And it ain't patriotism.
Thanks for the Memory to Michelle Malkin.
Some of you may remember the entry I made regarding Greyhound's treatment of a Marine. I never did hear any follow-up on that one. Apparently, however, Greyhound isn't alone in its idiocy. Michelle links to one of my favorite blogs, Marine Corps Moms, who in turn link to the Benton Courier, and a Letter to the Editor (sort of):
This letter is NOT to the editor. This letter is to the young female soldier from Benton, who I had the privilege to meet this past Friday evening as we were both trying to get home to Arkansas. Returning from a business trip to New Jersey, I was changing planes in Cincinnati when we met. I had just boarded Delta Flight 6281 (operated by Chautauqua Airlines, a Delta Connection Carrier), Delta's last flight of the evening to Little Rock, when you came onboard and sat down in front of me. I, along with other passengers who had already boarded, listened while you shared your story with us. Having spent [more than] six months in Iraq, you were traveling home to Arkansas. While in Iraq, you had been under enemy fire frequently - on many occasions, several times a day. You had lost two fellow soldiers from your post, and just recently (watched) another lose a leg. You were exhausted from two days of travel, having flown from Iraq to Kuwait, from Kuwait to the Netherlands, from the Netherlands to Cincinnati Š but you were excited and happy, because Cincinnati to Little Rock meant you would be home, just in time for your youngest child's second birthday. You had 18 days' leave remaining before returning to Iraq.

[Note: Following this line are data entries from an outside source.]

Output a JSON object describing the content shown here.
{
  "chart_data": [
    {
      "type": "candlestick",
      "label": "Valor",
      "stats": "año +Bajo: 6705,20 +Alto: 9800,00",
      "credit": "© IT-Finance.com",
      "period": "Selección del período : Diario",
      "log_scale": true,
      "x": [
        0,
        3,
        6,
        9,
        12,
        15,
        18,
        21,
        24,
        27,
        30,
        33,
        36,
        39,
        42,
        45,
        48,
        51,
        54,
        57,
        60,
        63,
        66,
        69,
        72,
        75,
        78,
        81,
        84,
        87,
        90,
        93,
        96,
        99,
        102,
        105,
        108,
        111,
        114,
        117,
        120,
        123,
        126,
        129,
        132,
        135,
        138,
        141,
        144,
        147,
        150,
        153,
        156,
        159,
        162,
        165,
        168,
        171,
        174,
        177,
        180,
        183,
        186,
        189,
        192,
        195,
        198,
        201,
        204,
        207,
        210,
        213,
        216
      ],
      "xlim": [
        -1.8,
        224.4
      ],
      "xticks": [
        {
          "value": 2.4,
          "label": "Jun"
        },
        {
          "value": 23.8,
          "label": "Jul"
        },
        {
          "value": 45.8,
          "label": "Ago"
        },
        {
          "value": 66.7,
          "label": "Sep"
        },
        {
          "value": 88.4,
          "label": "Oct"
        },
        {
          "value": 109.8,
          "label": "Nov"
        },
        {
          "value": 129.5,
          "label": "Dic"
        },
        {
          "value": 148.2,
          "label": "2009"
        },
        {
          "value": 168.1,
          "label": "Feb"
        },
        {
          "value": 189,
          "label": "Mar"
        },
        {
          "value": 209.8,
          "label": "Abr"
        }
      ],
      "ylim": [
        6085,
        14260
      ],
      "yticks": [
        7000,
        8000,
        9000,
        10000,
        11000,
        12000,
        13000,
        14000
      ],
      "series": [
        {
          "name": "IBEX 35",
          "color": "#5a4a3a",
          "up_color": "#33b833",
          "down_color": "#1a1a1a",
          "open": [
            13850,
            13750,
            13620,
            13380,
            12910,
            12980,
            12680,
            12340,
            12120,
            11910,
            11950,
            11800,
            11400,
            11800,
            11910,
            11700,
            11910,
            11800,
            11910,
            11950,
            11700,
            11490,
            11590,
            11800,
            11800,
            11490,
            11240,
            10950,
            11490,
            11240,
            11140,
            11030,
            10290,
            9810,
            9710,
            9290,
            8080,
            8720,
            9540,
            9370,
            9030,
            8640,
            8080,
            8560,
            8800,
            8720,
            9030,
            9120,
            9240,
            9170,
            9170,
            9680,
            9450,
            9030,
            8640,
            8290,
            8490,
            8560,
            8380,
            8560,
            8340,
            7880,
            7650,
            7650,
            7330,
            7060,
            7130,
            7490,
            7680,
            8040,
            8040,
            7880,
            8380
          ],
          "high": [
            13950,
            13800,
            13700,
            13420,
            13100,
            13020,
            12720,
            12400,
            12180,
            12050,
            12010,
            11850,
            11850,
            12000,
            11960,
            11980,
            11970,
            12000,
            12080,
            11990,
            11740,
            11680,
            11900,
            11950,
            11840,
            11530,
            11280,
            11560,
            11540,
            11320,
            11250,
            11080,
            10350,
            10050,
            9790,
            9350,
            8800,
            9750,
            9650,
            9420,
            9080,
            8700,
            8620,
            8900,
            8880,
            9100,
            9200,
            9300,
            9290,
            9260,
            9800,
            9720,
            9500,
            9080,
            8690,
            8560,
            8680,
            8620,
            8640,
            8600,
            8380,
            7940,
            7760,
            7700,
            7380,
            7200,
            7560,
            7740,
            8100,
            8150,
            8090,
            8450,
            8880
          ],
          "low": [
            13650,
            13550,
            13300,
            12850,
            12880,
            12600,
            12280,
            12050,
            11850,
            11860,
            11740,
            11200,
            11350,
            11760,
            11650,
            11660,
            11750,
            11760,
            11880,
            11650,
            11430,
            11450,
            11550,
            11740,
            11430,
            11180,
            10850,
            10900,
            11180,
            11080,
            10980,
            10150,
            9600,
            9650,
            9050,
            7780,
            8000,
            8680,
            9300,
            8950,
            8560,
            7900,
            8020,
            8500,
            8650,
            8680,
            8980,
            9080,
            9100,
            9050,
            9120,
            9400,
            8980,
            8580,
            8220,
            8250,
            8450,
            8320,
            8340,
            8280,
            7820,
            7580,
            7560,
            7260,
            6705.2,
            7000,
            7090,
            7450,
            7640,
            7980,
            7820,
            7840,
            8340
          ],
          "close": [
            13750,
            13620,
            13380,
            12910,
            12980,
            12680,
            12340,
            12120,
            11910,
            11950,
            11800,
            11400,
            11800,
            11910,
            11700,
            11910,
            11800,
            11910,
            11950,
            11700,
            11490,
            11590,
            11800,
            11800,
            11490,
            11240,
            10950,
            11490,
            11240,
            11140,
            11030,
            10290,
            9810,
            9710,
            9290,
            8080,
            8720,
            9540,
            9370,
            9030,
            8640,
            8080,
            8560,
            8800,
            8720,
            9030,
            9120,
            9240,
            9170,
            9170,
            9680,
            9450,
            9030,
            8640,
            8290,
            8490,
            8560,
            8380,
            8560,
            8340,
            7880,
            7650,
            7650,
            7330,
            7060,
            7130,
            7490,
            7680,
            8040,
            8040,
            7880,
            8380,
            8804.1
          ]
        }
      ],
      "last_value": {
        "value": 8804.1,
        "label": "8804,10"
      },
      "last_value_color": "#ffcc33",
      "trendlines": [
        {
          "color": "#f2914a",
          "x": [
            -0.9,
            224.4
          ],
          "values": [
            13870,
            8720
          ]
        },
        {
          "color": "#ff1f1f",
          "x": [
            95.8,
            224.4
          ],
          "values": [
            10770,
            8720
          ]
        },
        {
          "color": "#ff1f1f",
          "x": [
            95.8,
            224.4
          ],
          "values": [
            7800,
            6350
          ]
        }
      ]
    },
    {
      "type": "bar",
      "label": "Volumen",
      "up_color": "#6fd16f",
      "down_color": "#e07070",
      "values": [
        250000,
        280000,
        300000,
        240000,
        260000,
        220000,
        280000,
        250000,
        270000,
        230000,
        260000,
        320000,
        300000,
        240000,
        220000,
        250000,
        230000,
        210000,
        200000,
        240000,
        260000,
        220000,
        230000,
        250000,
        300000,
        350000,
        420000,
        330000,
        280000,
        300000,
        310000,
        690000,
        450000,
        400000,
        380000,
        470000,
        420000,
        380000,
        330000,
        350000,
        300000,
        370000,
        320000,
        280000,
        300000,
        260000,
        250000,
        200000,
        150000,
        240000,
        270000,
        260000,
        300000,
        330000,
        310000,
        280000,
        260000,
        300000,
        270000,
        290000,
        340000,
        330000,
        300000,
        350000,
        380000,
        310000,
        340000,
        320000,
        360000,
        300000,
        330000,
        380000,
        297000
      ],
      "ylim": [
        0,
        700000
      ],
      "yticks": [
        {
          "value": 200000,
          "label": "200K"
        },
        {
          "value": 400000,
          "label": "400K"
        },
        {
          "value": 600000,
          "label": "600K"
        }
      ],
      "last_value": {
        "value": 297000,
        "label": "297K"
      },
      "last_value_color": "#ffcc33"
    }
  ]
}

This letter is also to the well-dressed, middle-aged woman who boarded the plane late, who through some administrative error had been assigned the same seat as the soldier. Your behavior made it obvious to me and those around me that you had no intention of handling the situation in a mature way. You approached the flight attendant and demanded "your seat." As the flight attendant worked with the gate crew to try and resolve the issue, the soldier was asked to leave the plane. Shortly thereafter, you returned. When I inquired as to whether you were aware that the individual who had previously been in "your seat" was a soldier traveling home from Iraq on leave to see her family, your verbatim response was, "So what Š I'm a victim from Chicago! What's the difference?" All within earshot were dumbfounded. It was apparent that you have no appreciation for your fellow Americans who leave home and family and risk their lives wearing the uniform of the United States military.
This letter is also to Delta Airlines. When I, along with several others onboard, approached the Chautauqua flight attendant volunteering to give up one of our seats for the soldier, she left to ask the pilot if that could be arranged, then returned to inform me that the pilot was discussing it with "ops." I overheard part of her ensuing conversation with the pilot, where he conveyed the message that Delta would not permit a paying passenger to be replaced with a "non-rev" Š so, in the end, the decision which caused the soldier to spend yet another night away from home was a financial one. Why, instead, don't soldiers like this one get preferential treatment from Delta instead of being placed last on the list? I am, and have been for many years, a Delta Medallion frequent flier, and may continue to fly Delta when appropriate. However, in spite of Delta's well-publicized financial difficulties, if it is your corporate policy to prioritize profit margin over principled corporate citizenship, then I will be a vocal opponent of any federal financial aid to Delta Airlines.
This letter is also to those in the U.S. military responsible for placing this soldier and all like her in this situation in the first place. As a small businessman, I understand fiscal responsibilities and expect taxpayers' money to be stewarded wisely. I cannot believe, though, that there are not better ways to save money than having our military personnel traveling to and from combat situations on leave flying on commercial airlines under this type of arrangement. Does this policy apply to the military decision-makers as well? Will it take you three days to get home on leave if and when you are ever again asked to serve in combat?
As I was deplaning in Little Rock, the flight attendant handed me a folded piece of paper and personally thanked me for offering my seat to the soldier. Walking through the terminal, I read the note she had written. The youngest of her six children, her only son, was joining the Army. She was expressing her hopes that, in the event he was ever placed in a similar situation, he would be treated differently or at least know that there were those who appreciated his service.
Back to the young soldier: Because you were asked to leave the plane, you did not see that there were numerous volunteers willing to give up their set for you. You only heard the one ingrate who had no appreciation for the sacrifices you are making for all of us. That was no way to be welcomed home to America. I was both ashamed to have been a part of what happened and angry that, in spite of our efforts, there was nothing the other passengers and I could do to help you. Again, this letter is first and foremost to you. It is my intention that it appears in the media before your return to Iraq, so that you will know your efforts are appreciated and that you are sincerely welcomed home by most, if not all, of us. I hope we get another opportunity to do just that. May God bless you and keep you safe.
Michael E. Nelson
Well said, Mr. Nelson. Good for you and your fellow passengers for the effort. shame on that woman.
And shame on Delta for stabbing a young soldier serving her country in the back. I'll never fly Delta again. (And with the financial trouble they're in, let's hope that before long, NOONE ever flies Delta again)!